En vue de contenir d’éventuels soulèvements ethniques ou actes de « terrorisme » et d’éviter toutes velléités séparatistes le long des frontières chinoises, Pékin a placé de plus en plus d’individus sous une surveillance accrue et a accentué la répression. Les mesures de sécurité les plus notoires ont été mises en œuvre au Xinjiang.

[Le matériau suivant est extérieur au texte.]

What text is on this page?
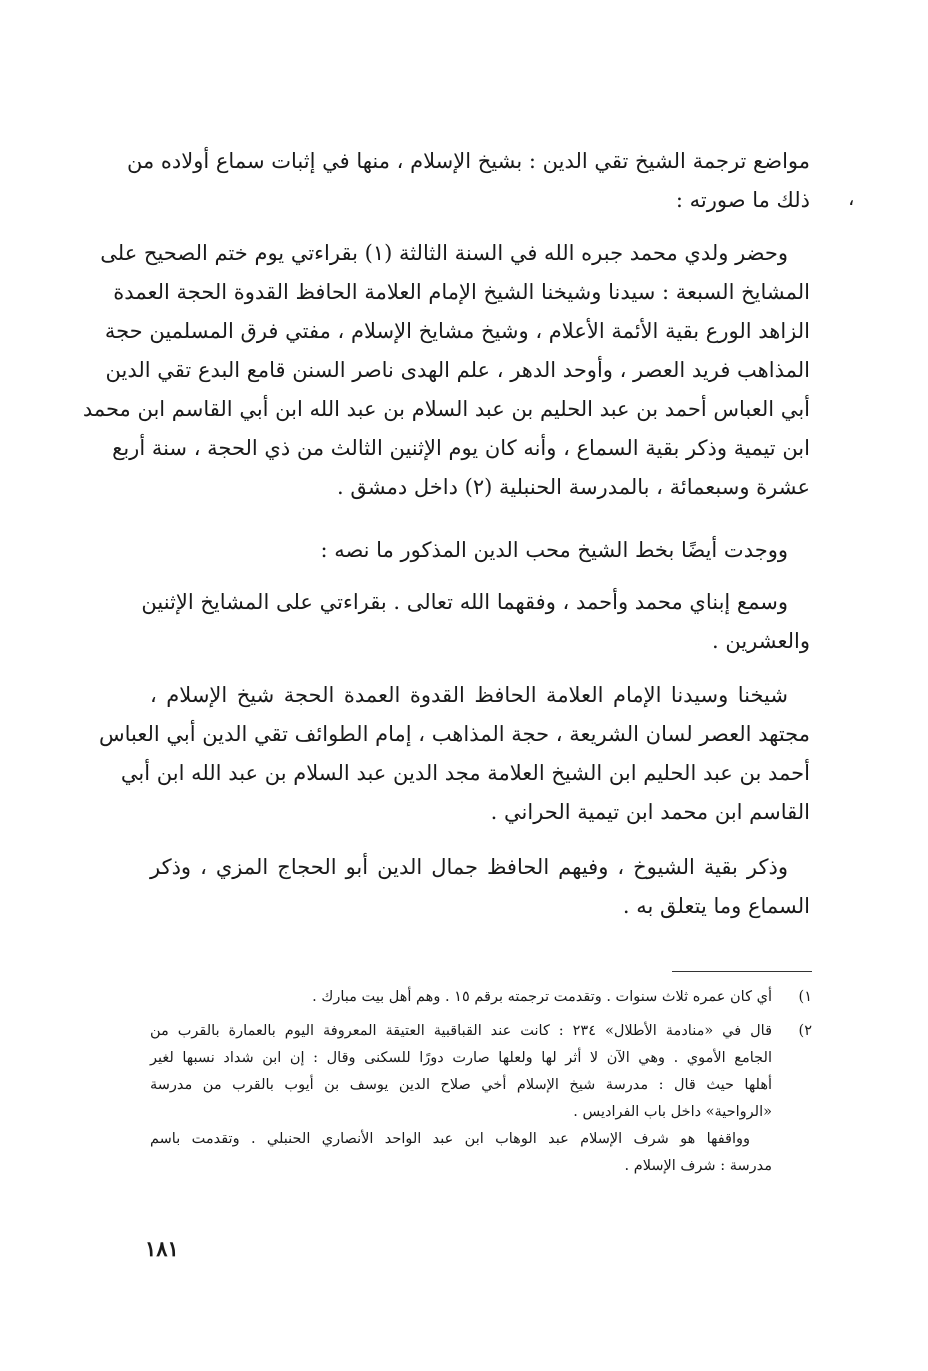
مواضع ترجمة الشيخ تقي الدين : بشيخ الإسلام ، منها في إثبات سماع أولاده من
ذلك ما صورته : ،
وحضر ولدي محمد جبره الله في السنة الثالثة (١) بقراءتي يوم ختم الصحيح على
المشايخ السبعة : سيدنا وشيخنا الشيخ الإمام العلامة الحافظ القدوة الحجة العمدة
الزاهد الورع بقية الأئمة الأعلام ، وشيخ مشايخ الإسلام ، مفتي فرق المسلمين حجة
المذاهب فريد العصر ، وأوحد الدهر ، علم الهدى ناصر السنن قامع البدع تقي الدين
أبي العباس أحمد بن عبد الحليم بن عبد السلام بن عبد الله ابن أبي القاسم ابن محمد
ابن تيمية وذكر بقية السماع ، وأنه كان يوم الإثنين الثالث من ذي الحجة ، سنة أربع
عشرة وسبعمائة ، بالمدرسة الحنبلية (٢) داخل دمشق .
ووجدت أيضًا بخط الشيخ محب الدين المذكور ما نصه :
وسمع إبناي محمد وأحمد ، وفقهما الله تعالى . بقراءتي على المشايخ الإثنين
والعشرين .
شيخنا وسيدنا الإمام العلامة الحافظ القدوة العمدة الحجة شيخ الإسلام ،
مجتهد العصر لسان الشريعة ، حجة المذاهب ، إمام الطوائف تقي الدين أبي العباس
أحمد بن عبد الحليم ابن الشيخ العلامة مجد الدين عبد السلام بن عبد الله ابن أبي
القاسم ابن محمد ابن تيمية الحراني .
وذكر بقية الشيوخ ، وفيهم الحافظ جمال الدين أبو الحجاج المزي ، وذكر
السماع وما يتعلق به .
١)أي كان عمره ثلاث سنوات . وتقدمت ترجمته برقم ١٥ . وهم أهل بيت مبارك .
٢)قال في «منادمة الأطلال» ٢٣٤ : كانت عند القباقبية العتيقة المعروفة اليوم بالعمارة بالقرب من
الجامع الأموي . وهي الآن لا أثر لها ولعلها صارت دورًا للسكنى وقال : إن ابن شداد نسبها لغير
أهلها حيث قال : مدرسة شيخ الإسلام أخي صلاح الدين يوسف بن أيوب بالقرب من مدرسة
«الرواحية» داخل باب الفراديس .
وواقفها هو شرف الإسلام عبد الوهاب ابن عبد الواحد الأنصاري الحنبلي . وتقدمت باسم
مدرسة : شرف الإسلام .
١٨١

Depuis sa prise de fonction en août 2016, Chen Quanguo, nouveau secrétaire du Parti, a pris les commandes de la refonte complète du déjà très répressif dispositif de surveillance dans la région. Darren Byler, un anthropologue de l’Université de Washington qui a effectué un travail de terrain sur la région, a déclaré au Financial Times : « Les mesures de surveillance qui ont été prises donnent le sentiment que le sud du Xinjiang est devenu une prison à ciel ouvert ».

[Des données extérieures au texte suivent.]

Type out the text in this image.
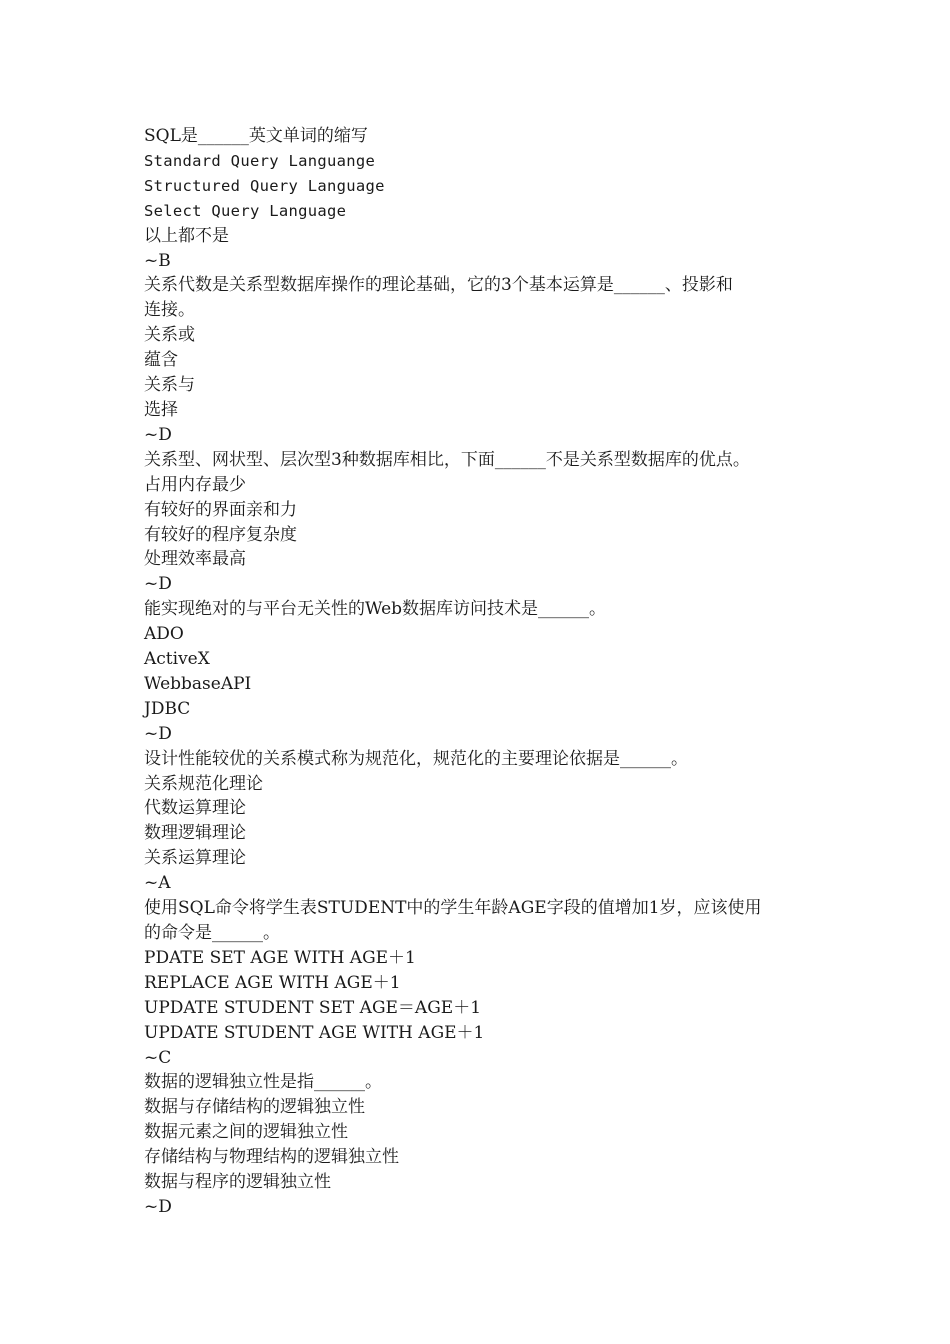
SQL是______英文单词的缩写
Standard Query Languange
Structured Query Language
Select Query Language
以上都不是
~B
关系代数是关系型数据库操作的理论基础，它的3个基本运算是______、投影和
连接。
关系或
蕴含
关系与
选择
~D
关系型、网状型、层次型3种数据库相比，下面______不是关系型数据库的优点。
占用内存最少
有较好的界面亲和力
有较好的程序复杂度
处理效率最高
~D
能实现绝对的与平台无关性的Web数据库访问技术是______。
ADO
ActiveX
WebbaseAPI
JDBC
~D
设计性能较优的关系模式称为规范化，规范化的主要理论依据是______。
关系规范化理论
代数运算理论
数理逻辑理论
关系运算理论
~A
使用SQL命令将学生表STUDENT中的学生年龄AGE字段的值增加1岁，应该使用
的命令是______。
PDATE SET AGE WITH AGE＋1
REPLACE AGE WITH AGE＋1
UPDATE STUDENT SET AGE＝AGE＋1
UPDATE STUDENT AGE WITH AGE＋1
~C
数据的逻辑独立性是指______。
数据与存储结构的逻辑独立性
数据元素之间的逻辑独立性
存储结构与物理结构的逻辑独立性
数据与程序的逻辑独立性
~D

La situation n’a fait qu’empirer depuis. En 2017, les autorités de certaines parties de la région du Xinjiang ont interdit aux parents de donner des noms musulmans aux nouveau-nés, y compris celui de Mohammed. Les étudiants ouïghours musulmans de nationalité chinoise qui font leurs études dans des pays musulmans ont été rapatriés en Chine et incarcérés dès leur arrivée. La plupart des Ouïghours se sont vu confisquer leur passeport afin de les empêcher de quitter la Chine. Les déplacements à l’intérieur de la Chine sont désormais également très contrôlés pour les Ouïghours.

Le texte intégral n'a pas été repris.